I jump around a lot (topic-wise) here on the blog, but I don’t know that I’ve ever blogged about a dog. Well, it’s high time I did.
A couple weeks ago (back when I had grand dreams of going for a jog every day), I was pushing Nina in the jogging stroller around the block while the other two rode their bikes. We passed an older lady walking a dog (a large brown and black dog, maybe a boxer, but I’m not sure), and I said hi. Honestly, I kind of expected a brief acknowledgment at best. Our neighborhood is a melting pot of nationalities and personalities. Some people are friendly, others keep to themselves. I love it, but it’s no Oklahoma or Alabama.
So imagine my surprise when this dear woman says, “Well, hi there, sweetie. How are you today?” I told her I was just fine thank you and continued my snail’s pace jog with a grin on my face. We were going in opposite directions around the block, so I passed her again, and she was just as outgoing and friendly the second time.
A couple days later, it was just Nina and me jogging around the block. We saw her coming toward us again, and I said to Nina, “Look, there’s our friend and her dog.” I said hi and she repeated her familiar greeting, “Hi there, sweetie. How are you today?”
As she passed, Nina asked me what her dog’s name was, and whether it was a boy or a girl, and I told her we’d ask the woman the next time around. (We guessed boy.) Sure enough, there she came, and this time I stopped. “Nina would like to know your dog’s name.”
“His name is Rohan,” she said. I told her he was a very nice-looking dog, and she said that he was very sick and had lost 40 pounds. I told her I was so sorry and asked what was wrong. She said he had a condition called Megaesophagus where the esophagus is enlarged, and he can’t swallow food. So everything he had eaten in the past 2 months just came right back up. “I ordered him a special chair though,” she told me. “It’s like a high chair but without the tray. Hopefully if he can eat sitting up, he’ll be able to keep food down. He’s starving to death.”
I told her we would pray for Rohan, and she was so appreciative. I asked her what her name was and she said Connie. Then she told me how I run circles around her, and she doesn’t know what I’m trying to accomplish, because I look great. I should’ve pulled up my shirt and shown her the problem, but I didn’t.
We saw Connie and Rohan again when we passed by their house. We waved and said hi and then prayed for Rohan. I went home and looked up megaesophagus and Nina and I watched a video of a dog using the special chair. We prayed for Rohan again.
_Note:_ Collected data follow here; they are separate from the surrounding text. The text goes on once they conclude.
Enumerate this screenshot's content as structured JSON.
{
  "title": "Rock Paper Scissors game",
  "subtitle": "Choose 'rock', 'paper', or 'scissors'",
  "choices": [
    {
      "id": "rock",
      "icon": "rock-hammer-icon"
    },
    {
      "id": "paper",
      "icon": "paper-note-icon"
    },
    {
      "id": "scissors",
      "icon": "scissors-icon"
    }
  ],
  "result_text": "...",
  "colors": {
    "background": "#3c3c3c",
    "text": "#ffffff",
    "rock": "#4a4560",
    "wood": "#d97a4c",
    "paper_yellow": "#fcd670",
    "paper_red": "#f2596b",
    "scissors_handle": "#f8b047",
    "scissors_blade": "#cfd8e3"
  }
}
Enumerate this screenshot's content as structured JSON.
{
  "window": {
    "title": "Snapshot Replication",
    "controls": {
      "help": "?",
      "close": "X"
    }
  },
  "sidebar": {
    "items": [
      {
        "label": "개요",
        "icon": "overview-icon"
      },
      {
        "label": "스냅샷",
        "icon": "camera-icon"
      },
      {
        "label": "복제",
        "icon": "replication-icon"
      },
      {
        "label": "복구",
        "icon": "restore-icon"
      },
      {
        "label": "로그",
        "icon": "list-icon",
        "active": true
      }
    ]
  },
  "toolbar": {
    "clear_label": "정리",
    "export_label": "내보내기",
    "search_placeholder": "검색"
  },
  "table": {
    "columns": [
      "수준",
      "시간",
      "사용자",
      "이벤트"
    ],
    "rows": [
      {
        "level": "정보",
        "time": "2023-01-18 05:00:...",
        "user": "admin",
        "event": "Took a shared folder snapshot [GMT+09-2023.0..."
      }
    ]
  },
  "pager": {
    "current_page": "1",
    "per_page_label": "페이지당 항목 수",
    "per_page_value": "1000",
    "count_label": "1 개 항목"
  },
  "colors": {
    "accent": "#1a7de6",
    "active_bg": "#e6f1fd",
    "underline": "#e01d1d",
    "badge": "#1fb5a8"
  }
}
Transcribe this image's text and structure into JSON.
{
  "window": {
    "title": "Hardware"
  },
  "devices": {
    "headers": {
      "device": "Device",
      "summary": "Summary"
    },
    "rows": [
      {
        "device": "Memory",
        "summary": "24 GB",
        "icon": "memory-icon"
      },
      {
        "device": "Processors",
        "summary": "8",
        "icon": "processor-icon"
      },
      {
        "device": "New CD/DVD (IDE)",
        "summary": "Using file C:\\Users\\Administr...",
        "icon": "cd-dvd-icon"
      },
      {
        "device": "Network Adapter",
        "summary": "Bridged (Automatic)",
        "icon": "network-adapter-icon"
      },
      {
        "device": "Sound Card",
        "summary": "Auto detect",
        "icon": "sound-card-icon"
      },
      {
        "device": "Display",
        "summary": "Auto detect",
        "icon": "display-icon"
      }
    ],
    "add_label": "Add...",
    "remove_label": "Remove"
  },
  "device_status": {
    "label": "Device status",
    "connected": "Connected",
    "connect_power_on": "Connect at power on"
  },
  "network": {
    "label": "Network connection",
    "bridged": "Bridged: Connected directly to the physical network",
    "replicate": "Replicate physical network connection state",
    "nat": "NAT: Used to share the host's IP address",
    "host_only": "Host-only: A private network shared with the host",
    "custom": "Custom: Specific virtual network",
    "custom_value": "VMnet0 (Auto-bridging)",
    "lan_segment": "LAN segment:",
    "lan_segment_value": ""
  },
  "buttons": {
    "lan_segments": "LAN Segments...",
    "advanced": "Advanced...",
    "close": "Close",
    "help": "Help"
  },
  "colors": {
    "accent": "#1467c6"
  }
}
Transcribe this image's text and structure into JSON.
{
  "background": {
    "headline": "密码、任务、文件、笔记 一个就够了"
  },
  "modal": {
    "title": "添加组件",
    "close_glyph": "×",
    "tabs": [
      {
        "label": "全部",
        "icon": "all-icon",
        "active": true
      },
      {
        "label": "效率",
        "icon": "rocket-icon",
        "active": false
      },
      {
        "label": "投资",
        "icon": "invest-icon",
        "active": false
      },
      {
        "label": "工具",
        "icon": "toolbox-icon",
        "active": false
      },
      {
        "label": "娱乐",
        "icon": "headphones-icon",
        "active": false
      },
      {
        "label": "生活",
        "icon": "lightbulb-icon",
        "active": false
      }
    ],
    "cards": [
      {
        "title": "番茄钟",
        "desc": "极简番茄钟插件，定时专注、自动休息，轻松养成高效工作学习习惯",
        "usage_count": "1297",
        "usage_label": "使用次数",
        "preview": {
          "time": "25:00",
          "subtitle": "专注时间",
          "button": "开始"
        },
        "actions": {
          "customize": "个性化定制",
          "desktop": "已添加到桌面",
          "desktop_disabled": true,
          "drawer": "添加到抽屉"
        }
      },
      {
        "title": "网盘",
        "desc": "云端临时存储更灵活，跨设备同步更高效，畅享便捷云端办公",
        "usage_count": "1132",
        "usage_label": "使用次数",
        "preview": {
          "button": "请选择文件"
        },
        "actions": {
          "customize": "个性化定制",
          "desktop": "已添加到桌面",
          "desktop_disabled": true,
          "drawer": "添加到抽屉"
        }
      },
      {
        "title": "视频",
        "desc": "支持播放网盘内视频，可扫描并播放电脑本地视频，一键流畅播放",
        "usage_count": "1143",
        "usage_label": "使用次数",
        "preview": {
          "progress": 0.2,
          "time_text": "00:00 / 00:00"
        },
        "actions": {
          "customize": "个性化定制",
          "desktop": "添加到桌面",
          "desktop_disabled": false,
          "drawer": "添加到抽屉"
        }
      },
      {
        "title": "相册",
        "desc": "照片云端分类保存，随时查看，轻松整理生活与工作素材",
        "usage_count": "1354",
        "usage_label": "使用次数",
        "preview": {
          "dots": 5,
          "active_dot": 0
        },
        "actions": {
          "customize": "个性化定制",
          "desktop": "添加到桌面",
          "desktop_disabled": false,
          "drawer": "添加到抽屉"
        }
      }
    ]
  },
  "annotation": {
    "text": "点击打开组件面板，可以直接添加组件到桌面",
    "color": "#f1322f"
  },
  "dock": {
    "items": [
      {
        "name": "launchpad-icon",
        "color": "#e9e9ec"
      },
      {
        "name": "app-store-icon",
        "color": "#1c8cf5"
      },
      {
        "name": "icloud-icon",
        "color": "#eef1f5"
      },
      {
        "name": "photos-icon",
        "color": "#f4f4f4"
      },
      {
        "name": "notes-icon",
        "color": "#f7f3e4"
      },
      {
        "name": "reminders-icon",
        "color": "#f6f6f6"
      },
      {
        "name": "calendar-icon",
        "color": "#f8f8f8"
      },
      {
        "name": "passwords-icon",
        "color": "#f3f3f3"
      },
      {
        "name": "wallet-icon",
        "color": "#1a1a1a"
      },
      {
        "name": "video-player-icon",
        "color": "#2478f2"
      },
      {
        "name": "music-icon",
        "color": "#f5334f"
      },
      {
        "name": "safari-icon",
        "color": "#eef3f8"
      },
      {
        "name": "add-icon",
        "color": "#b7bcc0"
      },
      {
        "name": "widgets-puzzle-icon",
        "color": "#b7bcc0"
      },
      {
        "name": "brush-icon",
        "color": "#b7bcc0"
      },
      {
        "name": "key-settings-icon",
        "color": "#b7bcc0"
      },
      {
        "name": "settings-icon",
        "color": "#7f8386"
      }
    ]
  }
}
We prayed for him again at bedtime. I forgot, but Nina remembered.
Then I didn’t run for awhile. Then when I did, I didn’t see Connie and Rohan. Today, Nina and I went for a jog. After four laps of pushing the stroller, I was toast, so Nina rode her bike while I walked/ran. We had just passed Connie’s house when I heard her garage door go up, so we went back.
“Hi, Connie. How’s Rohan?” I asked.
“Oh,” she said, with such a sad face, “we had to put him to sleep last Wednesday.”
“Oh, I’m so sorry.”
“Thank you,” she said. And she told me how he just wouldn’t have any of the chair. He was just too weak to stand up. Last Tuesday she took him home (he actually belongs to her son and his family 40 minutes away, but she’d been taking care of him for 2 months, because it was really a full-time job). Her son took his 11-year-old son out of school, and he and Rohan snuggled together under blankets all day and played video games. The next day, they put him to sleep and ended his suffering.
She said she was getting teary-eyed telling me about it, and I asked her if I could hug her, even though I was sweaty and smelled nasty. She gave me the sweetest hug. Then she told me a story.
Her son was mowing his grass the day after they lost Rohan, and out of nowhere, a bird flew in front of him and landed right beside the mower. The mower that was running. Her son kept mowing, and the bird just hopped along and followed him the whole entire time, for almost an hour. Then when he was done, the bird flew over to the deck and perched on the exact spot where Rohan used to lay and dangle his paws over the edge.
“Wow,” I said. “That’s amazing. I’ll bet God sent that bird to comfort your son.”
“I think he did,” she said. “It’s almost like it was Rohan’s spirit.” I wouldn’t doubt it.
And I think God sent Connie and Rohan so that I could make someone feel valuable. And when Connie tells me that I’m a fast runner and don’t look like I need to get in shape, I feel valuable too (even if I know deep down inside that it’s not true).
On the outside, Connie and I are very different. She’s older; I’m younger. She’s shorter; I’m taller. She’s blacker; I’m whiter. She has a beautiful yard; I kill plants (not on purpose!). But I like her so very much, and I’m so glad we’ve met. Thanks to Rohan.
We’ll miss you, buddy. Thank you for giving me a new friend.